Learn more: Making Wi-Fi HIPAA compliant

Enforcing multi-factor authentication (MFA) as best practice 

MFA reduces the risk of unauthorized access if credentials are compromised. As healthcare organizations increasingly rely on mobile email access, implementing strong MFA becomes a major defense layer. "As with any new or evolving attack technique, the first step is awareness. Security practitioners need to work with their colleagues across IT to educate them on how MFA bypass kits work and what gaps may exist in their security infrastructure," explains Amy Larson DeCarlo, Principal Analyst for Security and Data Center Services at GlobalData. Healthcare organizations should require MFA for all email accounts accessible via mobile devices and extend this protection to any system containing PHI that can be accessed remotely. The implementation should leverage multiple authentication factors, including biometric options like fingerprint or facial recognition where available, alongside traditional authentication tokens or one-time passwords.

DeCarlo further advises that "all organizations should move away from easily exploited factors, including passwords, one-time passcodes, security questions, and push notifications. Instead, they should implement digital signatures or passkeys." This guidance has become particularly relevant as sophisticated MFA bypass kits have become readily available to threat actors. "Phishing-as-a-Service has gotten more sophisticated, and the kits made available through them difficult for a targeted organization to detect," warns DeCarlo. "The danger for HIPAA-compliant organizations is that cybercriminals can use these kits to capture credentials and session tokens, which in turn can be used to gain access to Personally Identifiable Information of patients and employees."

David Chou, Founder of Chou Group Healthcare Technology Advisory Services, emphasizes the urgency of this protection by stating that "Recent HIPAA updates signal an urgent need to modernize outdated communication systems and fortify cybersecurity defenses.

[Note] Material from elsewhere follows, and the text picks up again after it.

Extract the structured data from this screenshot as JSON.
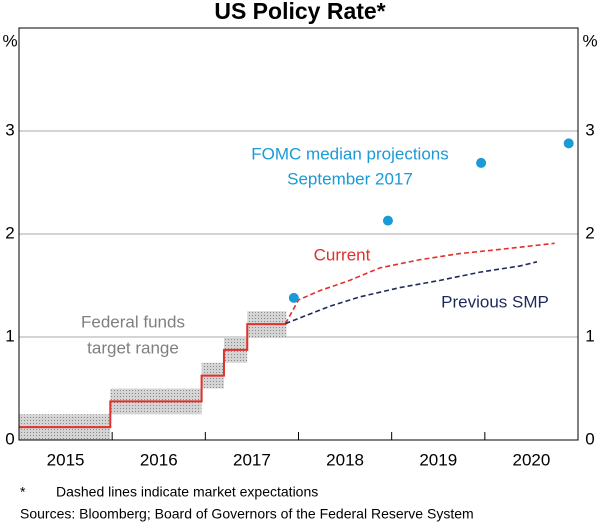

The challenge lies in upgrading 24/7 operational systems without disruption, making it critical for leaders to prioritize multi factor authentication and proactive incident response planning." Modern approaches include using trusted platform modules in devices to support the safe manufacture and ongoing use of public passkeys. As DeCarlo notes, "The private key that authenticates the user is stored on the hardware of an end user's device. It isn't shared so threat actors can't access it. This provides strong protection against phishing and credential theft in general."

FAQs

What is multi-factor authentication (MFA)?

MFA is a security process that requires users to provide two or more verification factors to gain access to an account or system. For healthcare providers using mobile email, this includes something you know (password), something you have (mobile device), and sometimes something you are (biometric verification like fingerprint or facial recognition).

What does BYOD mean in healthcare?

BYOD (Bring Your Own Device) refers to the practice of healthcare providers using their personal smartphones, tablets, or laptops for work purposes, including accessing work email.

What is encryption?

Encryption is the process of converting information into a code to prevent unauthorized access. For healthcare providers using mobile email, encryption protects PHI both in transit (while being sent) and at rest (stored on the device).